Li Ka-shing has won backing from the sovereign wealth funds of Singapore and Abu Dhabi for his £10.3bn purchase of Britain’s O2 — a deal that if approved will see the Hong Kong billionaire’s Hutchison Whampoa become the UK’s largest mobile operator.
In total, investors will pay £3.1bn for a 32.98 per cent stake. Singapore’s GIC and the Canada Pension Plan will each chip in £1.1bn, with the remaining £900m coming from the Abu Dhabi Investment Authority, Quebec pension fund CDPQ and BTG Pactual, the Brazilian banking group.
The deal to buy 02 from Spain’s Telefónica was agreed in March and stands to transform the UK mobile market. It will catapult Hutchison’s Three from the market’s smallest player to its biggest and shrink the field from four to three.
The deal with the five institutions will give the combined group an enterprise value of £15.4bn, with about £6bn in debt also being raised by Hutchison to help fund the deal.

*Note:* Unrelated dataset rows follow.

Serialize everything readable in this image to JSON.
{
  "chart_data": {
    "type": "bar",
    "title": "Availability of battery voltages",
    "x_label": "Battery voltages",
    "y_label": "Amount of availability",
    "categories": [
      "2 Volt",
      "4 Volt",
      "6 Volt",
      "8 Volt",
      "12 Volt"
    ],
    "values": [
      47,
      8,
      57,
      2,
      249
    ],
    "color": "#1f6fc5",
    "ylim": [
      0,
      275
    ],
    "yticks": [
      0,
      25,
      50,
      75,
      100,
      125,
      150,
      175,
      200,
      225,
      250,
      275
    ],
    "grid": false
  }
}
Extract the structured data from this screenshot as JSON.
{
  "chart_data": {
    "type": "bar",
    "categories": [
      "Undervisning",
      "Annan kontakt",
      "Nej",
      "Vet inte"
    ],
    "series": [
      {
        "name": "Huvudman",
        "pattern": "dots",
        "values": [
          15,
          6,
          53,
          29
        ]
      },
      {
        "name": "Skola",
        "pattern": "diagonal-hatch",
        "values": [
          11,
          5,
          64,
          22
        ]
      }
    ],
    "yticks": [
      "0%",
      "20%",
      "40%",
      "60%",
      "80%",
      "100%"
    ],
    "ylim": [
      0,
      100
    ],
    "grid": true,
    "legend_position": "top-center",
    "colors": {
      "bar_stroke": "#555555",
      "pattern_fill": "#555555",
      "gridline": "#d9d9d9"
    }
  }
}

The group has discussed potential exit strategies for its investors should they wish to realise any returns in the next five years, according to one person with knowledge of the situation.

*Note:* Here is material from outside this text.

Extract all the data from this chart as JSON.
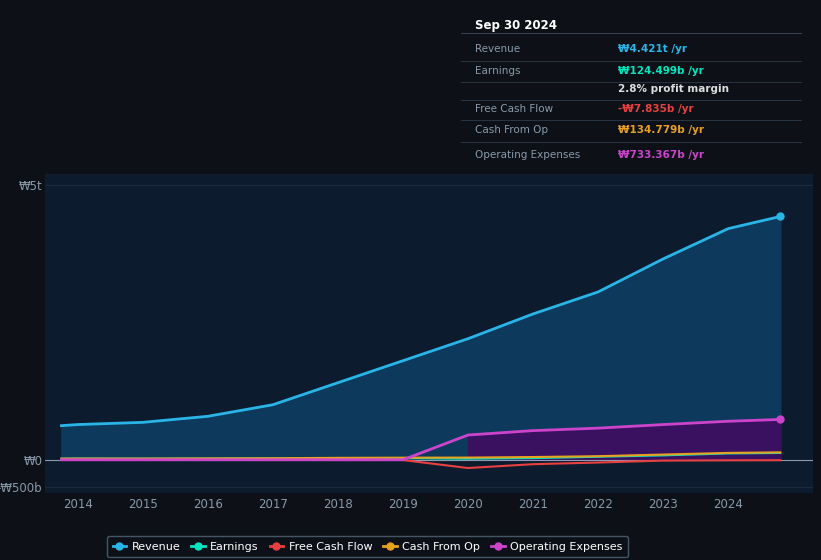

These include a potential flotation of the British business, or a more formal combination with Hutchison’s other businesses in Europe.

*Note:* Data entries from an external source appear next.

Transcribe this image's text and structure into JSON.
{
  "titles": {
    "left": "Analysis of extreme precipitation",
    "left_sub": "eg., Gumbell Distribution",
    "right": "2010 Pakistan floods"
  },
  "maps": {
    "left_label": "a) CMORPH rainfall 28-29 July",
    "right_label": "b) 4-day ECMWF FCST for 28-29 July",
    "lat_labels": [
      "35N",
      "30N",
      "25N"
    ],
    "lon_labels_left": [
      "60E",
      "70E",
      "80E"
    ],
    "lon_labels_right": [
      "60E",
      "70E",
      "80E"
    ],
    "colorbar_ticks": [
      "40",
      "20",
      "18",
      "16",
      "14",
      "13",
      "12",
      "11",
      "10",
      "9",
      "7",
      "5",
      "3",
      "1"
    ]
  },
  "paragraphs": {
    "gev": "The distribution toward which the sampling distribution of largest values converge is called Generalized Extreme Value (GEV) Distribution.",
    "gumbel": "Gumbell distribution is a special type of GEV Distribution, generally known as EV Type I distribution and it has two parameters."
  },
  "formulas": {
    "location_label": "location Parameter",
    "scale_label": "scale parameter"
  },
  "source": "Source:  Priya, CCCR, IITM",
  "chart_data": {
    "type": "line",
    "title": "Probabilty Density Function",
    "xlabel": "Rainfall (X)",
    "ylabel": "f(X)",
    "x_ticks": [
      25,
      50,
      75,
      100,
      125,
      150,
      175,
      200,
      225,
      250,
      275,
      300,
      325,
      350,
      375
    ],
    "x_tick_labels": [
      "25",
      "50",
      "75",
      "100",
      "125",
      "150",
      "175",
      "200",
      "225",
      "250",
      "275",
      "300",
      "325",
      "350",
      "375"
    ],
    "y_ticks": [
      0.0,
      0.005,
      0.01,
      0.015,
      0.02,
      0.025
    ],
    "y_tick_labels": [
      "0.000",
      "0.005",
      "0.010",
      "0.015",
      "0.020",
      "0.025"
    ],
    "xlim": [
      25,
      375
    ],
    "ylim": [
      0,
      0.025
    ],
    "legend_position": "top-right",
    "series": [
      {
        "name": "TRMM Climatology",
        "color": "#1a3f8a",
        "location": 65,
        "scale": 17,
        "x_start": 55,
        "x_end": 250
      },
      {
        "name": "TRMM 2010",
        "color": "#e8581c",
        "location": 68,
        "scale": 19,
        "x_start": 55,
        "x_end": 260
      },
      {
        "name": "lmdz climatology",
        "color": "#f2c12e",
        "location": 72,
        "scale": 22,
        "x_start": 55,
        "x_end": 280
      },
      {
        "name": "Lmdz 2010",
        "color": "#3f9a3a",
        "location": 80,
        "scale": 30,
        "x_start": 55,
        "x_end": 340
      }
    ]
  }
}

The move is a bold one for Mr Li as he pursues plans to build a pan-European mobile network — it is all the more ambitious given that Three took about eight years to turn a profit after burning through billions of pounds on capital expenditure.
The acquisition also comes as the octogenarian Mr Li restructures his sprawling business empire in preparation to hand over to the next generation. The restructuring is expected to be completed by June.
The O2 deal, first announced in January, needs approval from the European Commission. With some other European countries having shrunk to three operators, Brussels is expected to approve the merger, albeit with conditions. The process is expected to take about a year.
Three and O2 combined would have 33m customers, or about 40 per cent of the UK mobile market.
Hutchison is buying O2 from Telefónica for £9.3bn, with other payments worth up to £1bn contingent on conditions being met. The outside investors will put up an initial £2.8bn, with a further £330m if required.
Hutchison’s initial £5.6bn holding in O2 — a two-thirds stake — will comprise £280m in cash and the injection of its existing Three UK business.
Hutchison Whampoa shares were 1.7 per cent higher at HK$111.5 in early Friday trading, outperforming the blue-chip Hang Seng index, which was up 0.7 per cent.